Whilst providential Heaven our care espies

"And sends full soon a tender-hearted hind,
Who, wondering at our loud unusual note,
Strays curiously aside, and so doth find
The orphan child laid in the grass remote,
And laps the foundling in his russet coat,
Who thence was nurtured in his kindly cot:
But how he prospered let proud London quote,
How wise, how rich, and how renowned he got,
And chief of all her citizens, I wot.

"Witness his goodly vessels on the Thames,
Whose holds were fraught with costly merchandise,-
Jewels from Ind, and pearls for courtly dames,
And gorgeous silks that Samarcand supplies:
Witness that Royal Bourse he bade arise,
The mart of merchants from the East and West;
Whose slender summit, pointing to the skies,
Still bears, in token of his grateful breast,
The tender grasshopper, his chosen crest

-

"The tender grasshopper, his chosen crest,
That all the summer, with a tuneful wing,
Makes merry chirpings in its grassy nest,
Inspirited with dew to leap and sing:-
So let us also live, eternal King!
Partakers of the green and pleasant earth :
Pity it is to slay the meanest thing,

That, like a mote, shines in the smile of mirth:
Enough there is of joy's decrease and dearth!

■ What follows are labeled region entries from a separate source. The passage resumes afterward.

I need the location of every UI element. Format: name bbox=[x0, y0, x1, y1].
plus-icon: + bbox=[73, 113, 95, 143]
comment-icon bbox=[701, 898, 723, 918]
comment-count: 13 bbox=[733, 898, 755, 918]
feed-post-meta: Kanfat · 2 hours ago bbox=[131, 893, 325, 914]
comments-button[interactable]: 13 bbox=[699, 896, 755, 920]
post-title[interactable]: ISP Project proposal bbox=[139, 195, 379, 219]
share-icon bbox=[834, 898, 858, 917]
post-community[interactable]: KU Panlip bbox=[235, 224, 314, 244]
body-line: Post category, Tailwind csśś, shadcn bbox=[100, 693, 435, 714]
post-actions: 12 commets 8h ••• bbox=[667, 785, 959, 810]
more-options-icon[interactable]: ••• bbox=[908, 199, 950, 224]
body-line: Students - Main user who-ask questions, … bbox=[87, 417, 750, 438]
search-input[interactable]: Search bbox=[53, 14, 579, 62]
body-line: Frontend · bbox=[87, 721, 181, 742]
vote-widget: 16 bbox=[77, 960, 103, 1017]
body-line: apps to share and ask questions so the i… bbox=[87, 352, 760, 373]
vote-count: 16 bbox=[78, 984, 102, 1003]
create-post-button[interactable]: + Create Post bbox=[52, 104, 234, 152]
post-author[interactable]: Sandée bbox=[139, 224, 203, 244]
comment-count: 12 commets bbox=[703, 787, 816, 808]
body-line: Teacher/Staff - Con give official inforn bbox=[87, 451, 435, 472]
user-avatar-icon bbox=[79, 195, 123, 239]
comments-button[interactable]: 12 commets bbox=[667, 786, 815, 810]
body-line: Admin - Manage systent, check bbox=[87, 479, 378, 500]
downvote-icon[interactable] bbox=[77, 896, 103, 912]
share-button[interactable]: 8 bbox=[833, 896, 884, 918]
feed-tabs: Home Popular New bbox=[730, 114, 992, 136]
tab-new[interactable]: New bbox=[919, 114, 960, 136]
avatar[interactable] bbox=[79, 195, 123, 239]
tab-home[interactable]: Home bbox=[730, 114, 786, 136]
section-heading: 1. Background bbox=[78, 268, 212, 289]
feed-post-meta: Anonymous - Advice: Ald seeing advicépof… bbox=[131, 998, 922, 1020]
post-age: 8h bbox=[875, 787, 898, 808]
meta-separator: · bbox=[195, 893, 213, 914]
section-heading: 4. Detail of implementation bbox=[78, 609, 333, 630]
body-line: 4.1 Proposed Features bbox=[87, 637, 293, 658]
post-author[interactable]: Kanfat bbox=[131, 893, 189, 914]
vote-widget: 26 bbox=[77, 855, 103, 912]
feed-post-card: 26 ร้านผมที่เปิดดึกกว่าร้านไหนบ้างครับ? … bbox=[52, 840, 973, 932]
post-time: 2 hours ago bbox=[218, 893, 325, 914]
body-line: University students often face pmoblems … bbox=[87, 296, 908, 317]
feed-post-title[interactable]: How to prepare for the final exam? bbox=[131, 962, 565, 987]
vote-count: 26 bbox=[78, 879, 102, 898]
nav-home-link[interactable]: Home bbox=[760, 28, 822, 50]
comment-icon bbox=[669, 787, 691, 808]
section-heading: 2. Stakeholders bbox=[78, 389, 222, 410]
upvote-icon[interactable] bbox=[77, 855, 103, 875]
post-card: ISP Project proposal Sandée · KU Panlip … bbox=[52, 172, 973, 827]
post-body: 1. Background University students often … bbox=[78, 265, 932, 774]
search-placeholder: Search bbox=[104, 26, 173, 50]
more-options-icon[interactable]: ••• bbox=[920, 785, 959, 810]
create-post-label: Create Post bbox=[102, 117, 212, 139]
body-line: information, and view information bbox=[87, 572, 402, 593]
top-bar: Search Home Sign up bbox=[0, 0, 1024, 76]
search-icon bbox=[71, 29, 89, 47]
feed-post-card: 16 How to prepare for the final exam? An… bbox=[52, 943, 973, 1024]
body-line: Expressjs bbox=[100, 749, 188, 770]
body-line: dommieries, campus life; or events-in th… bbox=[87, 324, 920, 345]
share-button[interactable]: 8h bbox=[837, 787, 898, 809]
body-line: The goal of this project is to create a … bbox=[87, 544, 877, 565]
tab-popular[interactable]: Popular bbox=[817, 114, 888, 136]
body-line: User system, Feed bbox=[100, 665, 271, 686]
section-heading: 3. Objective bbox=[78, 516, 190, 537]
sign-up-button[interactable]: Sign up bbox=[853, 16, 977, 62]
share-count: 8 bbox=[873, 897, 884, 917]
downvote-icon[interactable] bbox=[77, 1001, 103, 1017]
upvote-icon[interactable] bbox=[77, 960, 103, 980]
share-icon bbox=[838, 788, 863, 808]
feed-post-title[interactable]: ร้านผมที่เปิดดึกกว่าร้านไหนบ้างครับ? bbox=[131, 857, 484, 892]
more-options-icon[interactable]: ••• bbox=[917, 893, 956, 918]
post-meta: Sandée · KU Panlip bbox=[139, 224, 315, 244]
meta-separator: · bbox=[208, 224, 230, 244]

Enough of pleasure, and delight, and beauty,
Perished and gone, and hasting to decay;-
Enough to sadden even thee, whose duty
Or spite it is to havoc and to slay:

Too many a lovely race, razed quite away;

Hath left large gaps in life and human loving :
Here then begin thy cruel war to stay,

And spare fresh sighs, and tears, and groans, reproving
Thy desolating hand for our removing."

Now here I heard a shrill and sudden cry,
And looking up, I saw the antic Puck

Grappling with Time, who clutched him like a fly,
Victim of his own sport, the jester's luck!
He, whilst his fellows grieved, poor wight, had stuck
His freakish gauds upon the Ancient's brow,
And now his ear, and now his beard, would pluck;
Whereas the angry churl had snatched him now,
Crying, "Thou impish mischief, who art thou?"
"Alas!" quoth Puck, "a little random elf,
Born in the sport of nature, like a weed,
For simple sweet enjoyment of myself,
But for no other purpose, worth, or need;
And yet withal of a most happy breed ;
And there is Robin Goodfellow besides,
My partner dear in many a prankish deed
To make dame Laughter hold her jolly sides,
Like merry mummers twain on holy tides.
"Tis we that bob the angler's idle cork,
Till even the patient man breathes half a curse;
We steal the morsel from the gossip's fork,
And curdling looks with secret straws disperse,
Or stop the sneezing chanter at mid verse:
And when an infant's beauty prospers ill,
We change, some mothers say, the child at nurse
But any graver purpose to fulfil,

We have not wit enough, and scarce the will

"We never let the canker melancholy

To gather on our faces like a rust,

But gloss our features with some change of folly,
Taking life's fabled miseries on trust,

But only sorrowing when sorrow must:
We ruminate no sage's solemn cud,

But own ourselves a pinch of lively dust
To frisk upon a wind, whereas the flood
Of tears would turn us into heavy mud.

"Beshrew those sad interpreters of nature,
Who gloze her lively universal law,

As if she had not formed our cheerful feature
To be so tickled with the slightest straw!
So let them vex their mumping mouths, and draw
The corners downward, like a watery moon,
And deal in gusty sighs and rainy flaw -
We will not woo foul weather all too soon,
Or nurse November on the lap of June.

"For ours are winging sprites, like any bird
That shun all stagnant settlements of grief;
And even in our rest our hearts are stirred,
Like insects settled on a dancing leaf:
This is our small philosophy in brief,
Which thus to teach hath set me all agape.
But dost thou relish it? O, hoary chief!
Unclasp thy crooked fingers from my nape,
And I will show thee many a pleasant scrape.'

Then Saturn thus:-shaking his crooked blade
O'erhead, which made aloft a lightning flash
In all the fairies' eyes, dismally frayed!